Mergers and acquisitions
“When there is a crisis, a lot of people turn that into an opportunity,” Swami said. “We see a lot of mergers and acquisitions happening in the marketplace and across industry segments.”

He explained that customers are using this opportunity to support the business model innovations charity by bringing new players and entering new markets.

One of these examples is Phillips, which is known as a lighting company but refocused on healthcare technology and transformed the technology industry.

“Customers are using strategic modelling tools to help them identify the right organisation during the M&A process, develop financial cultural analysis, calculate capital impacts from M&A activities, identify where they can find cash from, and more,” Swami explained.

He said Oracle has also seen that business process owners are going to be the change management agents in an M&A process. “You have an enterprise-wide business process owner which helps with working in IT solutions and business processes, and then brings in the right amount of focus on these divisions. Having this early visibility of financial data and reporting is extremely important.”

Relentless automation
Swami said that this is the time to focus on code competencies and on becoming a code-driven company with automated processing, especially in the finance world in terms of automated closing and timely credit information on FS publishing.

“Companies are investing in intelligent process automation, which goes beyond the rule-based approach of robotic process automation and incorporates machine learning capabilities,” he explained. “It helps you to automate tasks in the accounting function so finance professionals can move away from mundane tasks to focusing on high-value activities.”

Creating a risk intelligent culture
“How do we ensure that we have brought on security risk audit tools to eliminate not only the manual processing, but also rule-based suppression of duties and audit sampling so that we can enable the audit community to provide the best for the finance organisation?” Swami asked.

He explained that this can be done by creating a risk intelligent culture within the organisation.

“There are multiple areas that we need to be cognisant of when it comes to risk management,” he said. “One, is streamlining and integrating your audit and compliance, and having an enterprise risk management framework for business continuity and planning. So shifting some of the finance and compliance resources to high-value activities is also part of this engagement.”

Next, he said, is using a native integrated risk management solution to engage with the key stakeholders and business process owners.
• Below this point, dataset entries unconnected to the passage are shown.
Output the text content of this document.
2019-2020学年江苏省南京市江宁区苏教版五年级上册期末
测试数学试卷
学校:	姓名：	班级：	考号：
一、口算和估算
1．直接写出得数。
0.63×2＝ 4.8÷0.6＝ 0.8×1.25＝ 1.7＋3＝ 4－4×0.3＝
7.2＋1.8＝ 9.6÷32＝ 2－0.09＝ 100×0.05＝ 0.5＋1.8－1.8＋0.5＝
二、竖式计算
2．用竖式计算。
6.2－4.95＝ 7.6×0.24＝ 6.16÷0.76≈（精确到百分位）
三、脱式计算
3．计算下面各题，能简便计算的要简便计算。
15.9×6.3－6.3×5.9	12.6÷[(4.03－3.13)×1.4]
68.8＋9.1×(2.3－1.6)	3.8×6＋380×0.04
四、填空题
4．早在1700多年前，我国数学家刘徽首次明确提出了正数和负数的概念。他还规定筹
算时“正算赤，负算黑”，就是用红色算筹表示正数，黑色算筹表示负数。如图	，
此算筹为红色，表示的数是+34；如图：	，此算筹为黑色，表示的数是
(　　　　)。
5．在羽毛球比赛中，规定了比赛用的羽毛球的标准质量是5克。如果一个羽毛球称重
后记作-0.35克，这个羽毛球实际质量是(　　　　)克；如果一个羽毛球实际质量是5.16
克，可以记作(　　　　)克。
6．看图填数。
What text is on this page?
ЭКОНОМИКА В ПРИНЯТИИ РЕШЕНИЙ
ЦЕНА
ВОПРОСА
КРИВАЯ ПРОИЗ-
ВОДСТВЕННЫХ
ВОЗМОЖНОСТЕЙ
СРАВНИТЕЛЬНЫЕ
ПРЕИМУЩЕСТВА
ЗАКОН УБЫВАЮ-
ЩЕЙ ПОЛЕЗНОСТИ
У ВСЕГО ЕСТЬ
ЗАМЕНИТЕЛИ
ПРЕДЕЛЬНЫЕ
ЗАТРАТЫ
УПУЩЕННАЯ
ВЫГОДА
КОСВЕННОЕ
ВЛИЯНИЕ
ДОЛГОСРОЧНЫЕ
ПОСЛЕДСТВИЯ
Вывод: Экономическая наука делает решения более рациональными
Then, automating the analysis of the application security from the initial design to operating, to certification, and to evolution.

“What is common in all these moves is you need to have one, unified, integrated solution that covers the whole enterprise – from finance, to procurement, to supply chain, to customer experience, to HR management,” Swami said. “Having an end-to-end business process ensures that you are able to focus on the new business model, able to get M&A done very quickly and also able to help the workforce grow as well.”

King’s College and Hospital
King’s College and Hospital is in the process of taking these four steps. ICT director Saurabh Bhatnagar explained that they have automated a lot of integrations between different business solutions.

“We’ve automated back office and bank reconciliation processes, which has allowed us to do better planning and budgeting,” Saurabh explained. “We were even able to understand our consumers better and create the right reports.”

He said that the organisation is still in the process of rolling out some in-house solutions.